When the moon is at a right angles (90 degrees) to the "sun – earth line," the tides are weak. These are known as Neap Tides.
During this time, tidal forces are below average due to counteracting gravitational forces between the sun and the moon. These lessened tidal forces result in tides with lower highs and higher lows than normal resulting in a smaller tidal range during these periods.
Like Spring Tides, they also occur about every (2) weeks when the moon is in either the 1st quarter or the 3rd quarter as shown above.
Often referred to as a "Tidal Bore" or more often than not simply a "Bore." This tidal variant in which the leading edge of the incoming tide forms a wave (or waves) of water that travel up a river or narrow bay against the direction of the river or bay's normal current flow.
Bores are relatively rare and are only found in a few locations worldwide.

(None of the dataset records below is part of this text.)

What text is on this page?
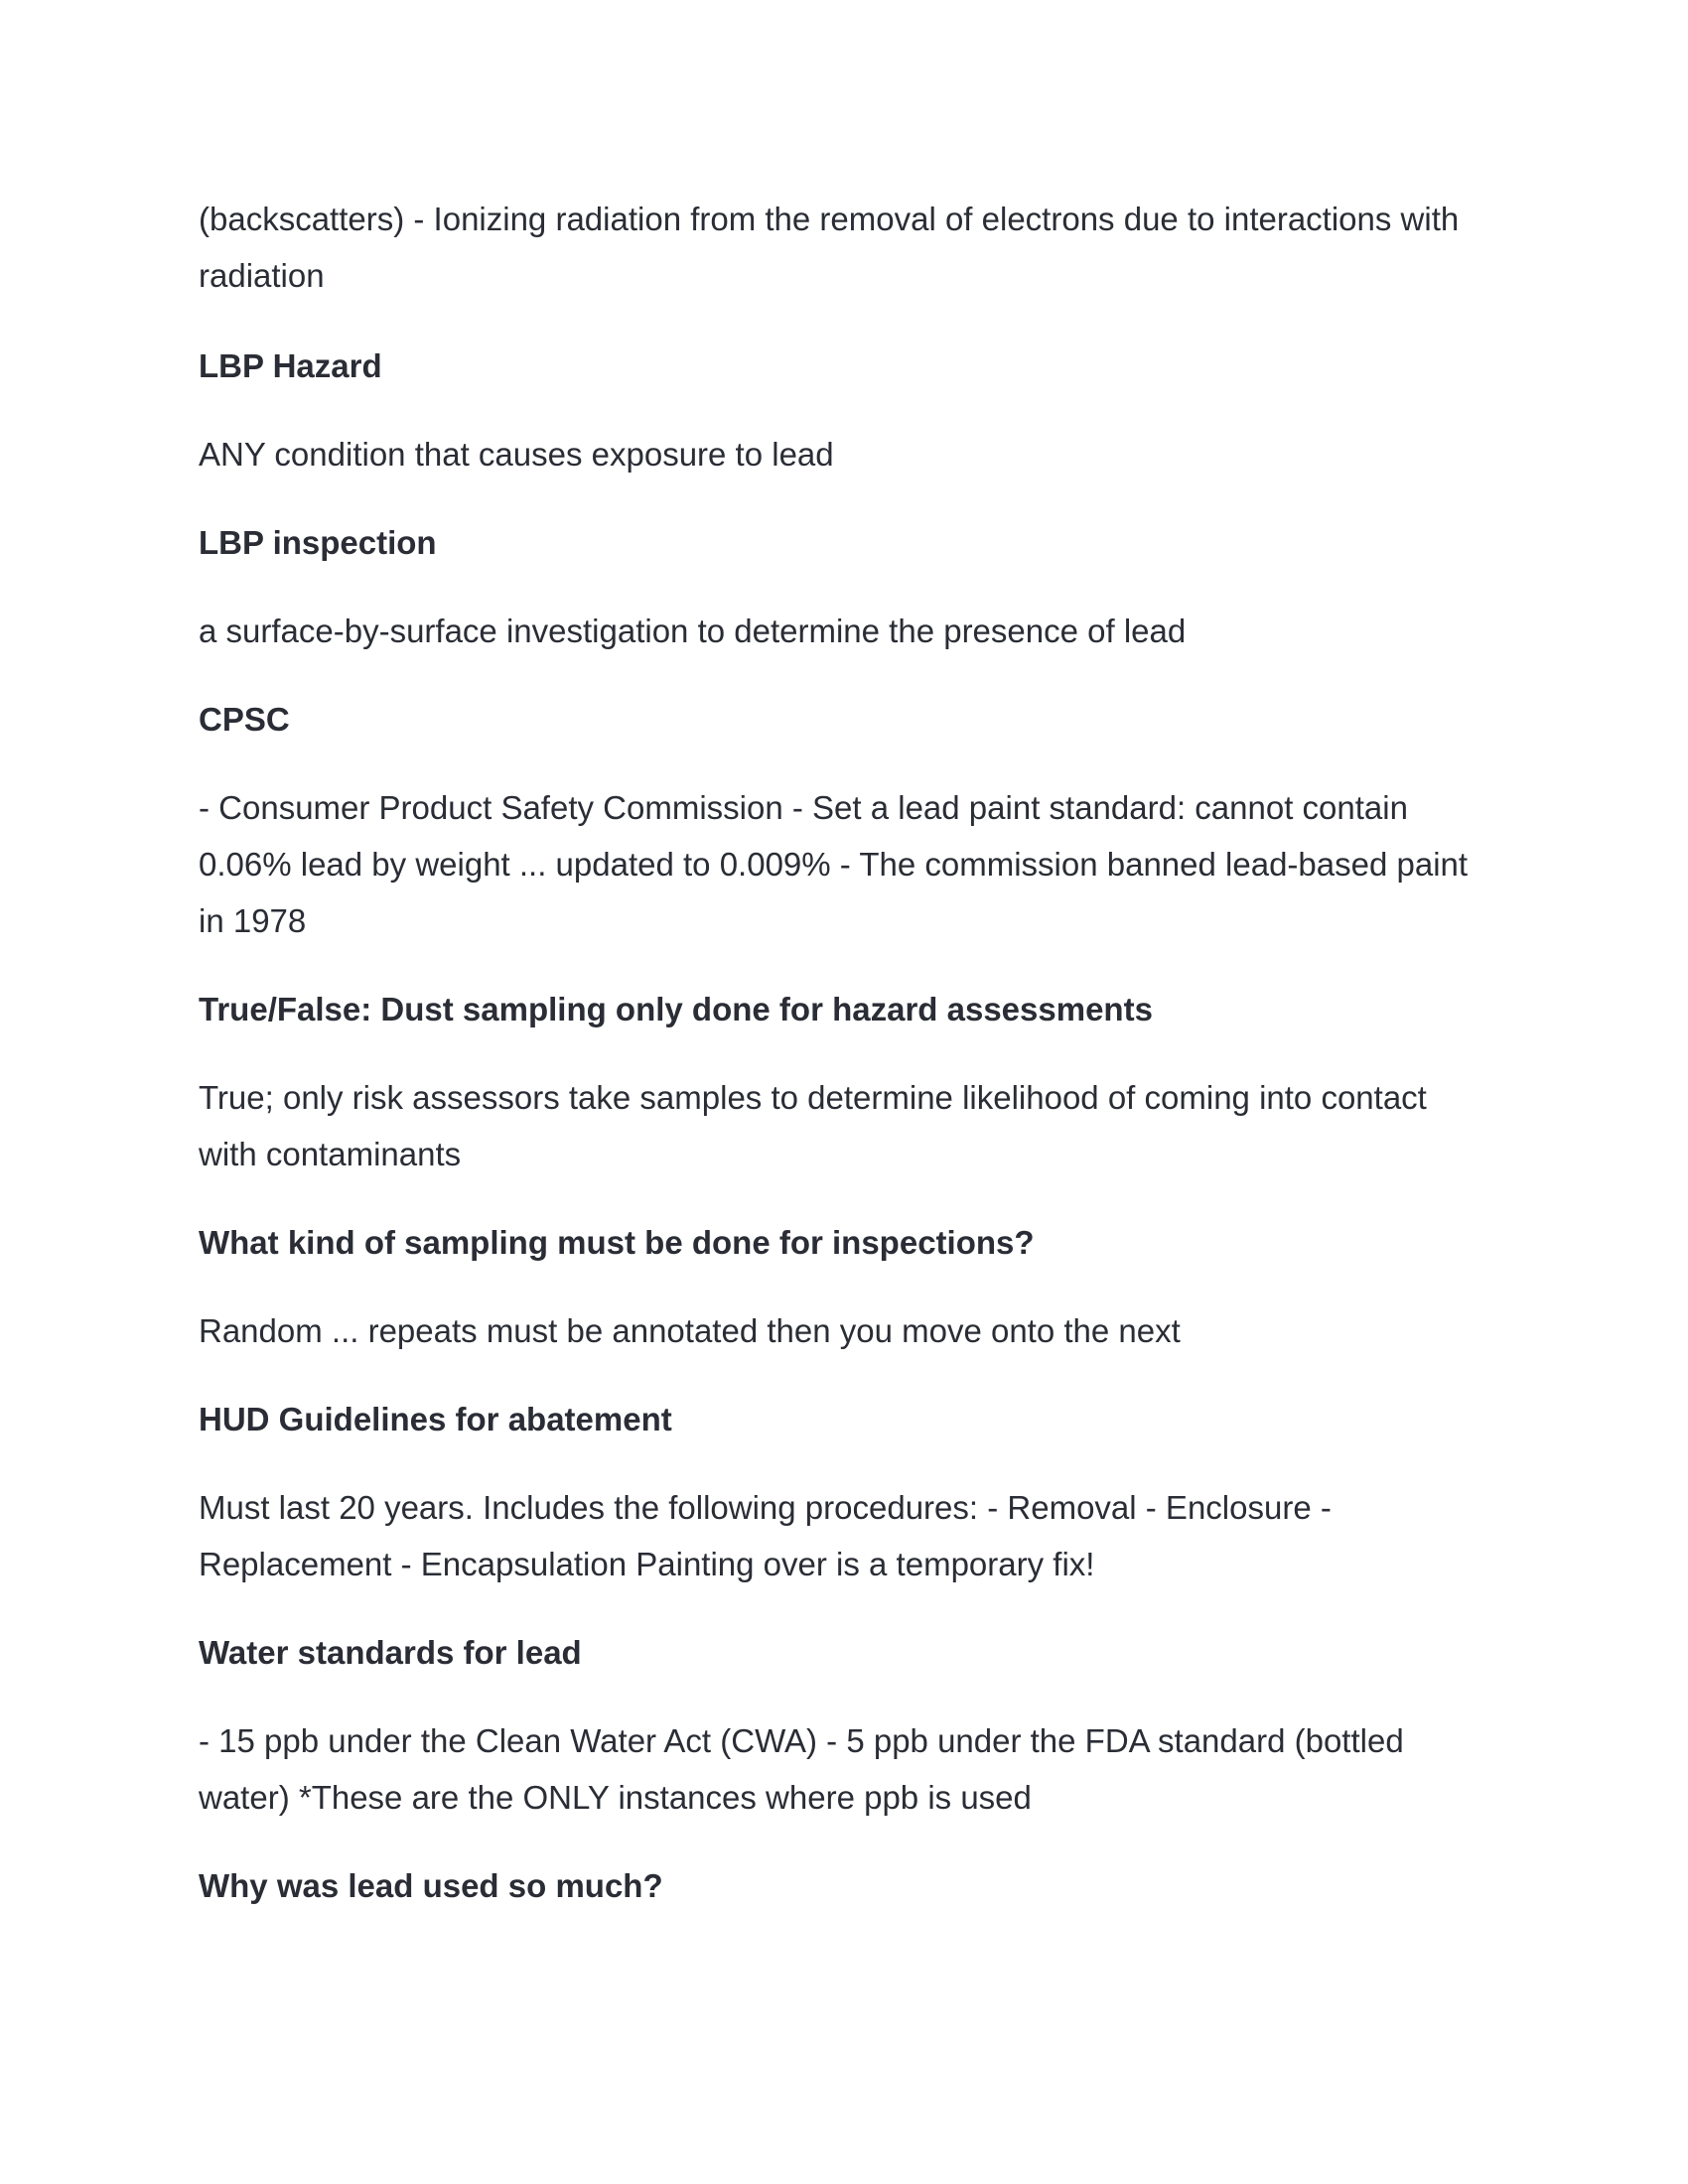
(backscatters) - Ionizing radiation from the removal of electrons due to interactions with radiation

LBP Hazard

ANY condition that causes exposure to lead

LBP inspection

a surface-by-surface investigation to determine the presence of lead

CPSC

- Consumer Product Safety Commission - Set a lead paint standard: cannot contain 0.06% lead by weight ... updated to 0.009% - The commission banned lead-based paint in 1978

True/False: Dust sampling only done for hazard assessments

True; only risk assessors take samples to determine likelihood of coming into contact with contaminants

What kind of sampling must be done for inspections?

Random ... repeats must be annotated then you move onto the next

HUD Guidelines for abatement

Must last 20 years. Includes the following procedures: - Removal - Enclosure - Replacement - Encapsulation Painting over is a temporary fix!

Water standards for lead

- 15 ppb under the Clean Water Act (CWA) - 5 ppb under the FDA standard (bottled water) *These are the ONLY instances where ppb is used

Why was lead used so much?
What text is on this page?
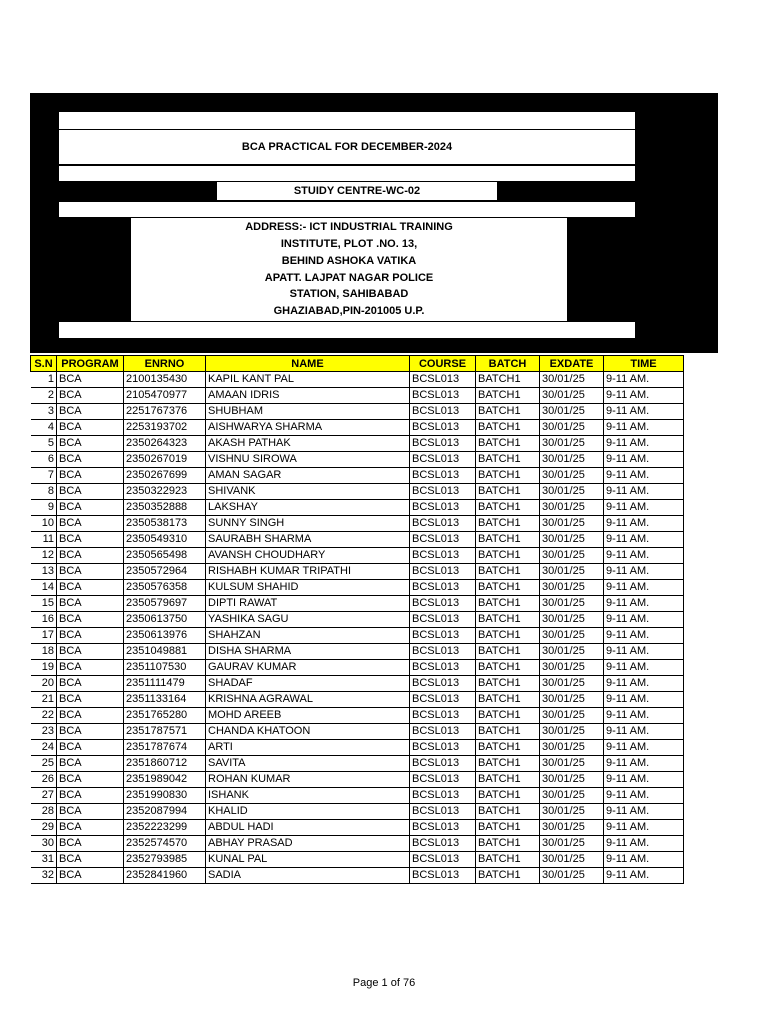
BCA PRACTICAL FOR DECEMBER-2024
STUIDY CENTRE-WC-02
ADDRESS:- ICT INDUSTRIAL TRAINING
INSTITUTE, PLOT .NO. 13,
BEHIND ASHOKA VATIKA
APATT. LAJPAT NAGAR POLICE
STATION, SAHIBABAD
GHAZIABAD,PIN-201005 U.P.
S.N	PROGRAM	ENRNO	NAME	COURSE	BATCH	EXDATE	TIME
1	BCA	2100135430	KAPIL KANT PAL	BCSL013	BATCH1	30/01/25	9-11 AM.
2	BCA	2105470977	AMAAN IDRIS	BCSL013	BATCH1	30/01/25	9-11 AM.
3	BCA	2251767376	SHUBHAM	BCSL013	BATCH1	30/01/25	9-11 AM.
4	BCA	2253193702	AISHWARYA SHARMA	BCSL013	BATCH1	30/01/25	9-11 AM.
5	BCA	2350264323	AKASH PATHAK	BCSL013	BATCH1	30/01/25	9-11 AM.
6	BCA	2350267019	VISHNU SIROWA	BCSL013	BATCH1	30/01/25	9-11 AM.
7	BCA	2350267699	AMAN SAGAR	BCSL013	BATCH1	30/01/25	9-11 AM.
8	BCA	2350322923	SHIVANK	BCSL013	BATCH1	30/01/25	9-11 AM.
9	BCA	2350352888	LAKSHAY	BCSL013	BATCH1	30/01/25	9-11 AM.
10	BCA	2350538173	SUNNY SINGH	BCSL013	BATCH1	30/01/25	9-11 AM.
11	BCA	2350549310	SAURABH SHARMA	BCSL013	BATCH1	30/01/25	9-11 AM.
12	BCA	2350565498	AVANSH CHOUDHARY	BCSL013	BATCH1	30/01/25	9-11 AM.
13	BCA	2350572964	RISHABH KUMAR TRIPATHI	BCSL013	BATCH1	30/01/25	9-11 AM.
14	BCA	2350576358	KULSUM SHAHID	BCSL013	BATCH1	30/01/25	9-11 AM.
15	BCA	2350579697	DIPTI RAWAT	BCSL013	BATCH1	30/01/25	9-11 AM.
16	BCA	2350613750	YASHIKA SAGU	BCSL013	BATCH1	30/01/25	9-11 AM.
17	BCA	2350613976	SHAHZAN	BCSL013	BATCH1	30/01/25	9-11 AM.
18	BCA	2351049881	DISHA SHARMA	BCSL013	BATCH1	30/01/25	9-11 AM.
19	BCA	2351107530	GAURAV KUMAR	BCSL013	BATCH1	30/01/25	9-11 AM.
20	BCA	2351111479	SHADAF	BCSL013	BATCH1	30/01/25	9-11 AM.
21	BCA	2351133164	KRISHNA AGRAWAL	BCSL013	BATCH1	30/01/25	9-11 AM.
22	BCA	2351765280	MOHD AREEB	BCSL013	BATCH1	30/01/25	9-11 AM.
23	BCA	2351787571	CHANDA KHATOON	BCSL013	BATCH1	30/01/25	9-11 AM.
24	BCA	2351787674	ARTI	BCSL013	BATCH1	30/01/25	9-11 AM.
25	BCA	2351860712	SAVITA	BCSL013	BATCH1	30/01/25	9-11 AM.
26	BCA	2351989042	ROHAN KUMAR	BCSL013	BATCH1	30/01/25	9-11 AM.
27	BCA	2351990830	ISHANK	BCSL013	BATCH1	30/01/25	9-11 AM.
28	BCA	2352087994	KHALID	BCSL013	BATCH1	30/01/25	9-11 AM.
29	BCA	2352223299	ABDUL HADI	BCSL013	BATCH1	30/01/25	9-11 AM.
30	BCA	2352574570	ABHAY PRASAD	BCSL013	BATCH1	30/01/25	9-11 AM.
31	BCA	2352793985	KUNAL PAL	BCSL013	BATCH1	30/01/25	9-11 AM.
32	BCA	2352841960	SADIA	BCSL013	BATCH1	30/01/25	9-11 AM.
Page 1 of 76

Usually in areas that have a large tidal range (20+ feet) and the incoming tide is funneled into a shallower, narrowing river or bay from a larger body of water.
The funnel-like shape not only increases the tidal range, but it can also decrease the duration of the flood tide, down to a point where the flood appears as a sudden increase in the water level. A bore takes place only during the flood tide.
The (2) primary features of Tidal Bores are the large amounts of turbulence at the leading edge of the bore and the very loud rumbling noise associated with it.
The most famous of tidal bores is on the Qiantang River in China. The tide rushing into the river mouth from the bay causes a bore which can reach up to 30 feet in height, and travel at up to 22 knots. Needless to say, a bore of this size can be extremely dangerous to both people along the banks as well as marine interests.
Other large Tidal Bores can be found in Canada, the United Kingdom, and the United States; with Bore heights of up to (7) feet.
Tidal Currents are the horizontal movement of the water as it falls from high tide to low tide, or rises from low tide to high tide. Maximum tidal currents typically occur about halfway through both rising and falling tides.
This horizontal water movement quite often lessens to zero or near zero as the tide approaches or reaches either full high or full low. This lack of horizontal water movement is also known as "Slack Water." It is worth noting that slack water does not always occur at the top or bottom of the tides. Slack Water can sometimes precede or follow high and low waters by significant amounts of time especially in what is referred to as constricted waters.
While ocean Tidal Currents are generally weak, those near estuary entrances, narrow straits and inlets, often create current speeds that can be problematic or beneficial depending on your direction of travel. There are some, that can be rated as dangerous reaching speeds greater than 6 knots through narrow straits or canals.
As can be seen there is a lot that goes into the question of "When is the next high tide?" We hope that we were able to provide you with a little more detail into the mechanics of that question without giving you a migraine. With that said, we will wrap this up before you begin thinking about how great the cartoon network on TV really is!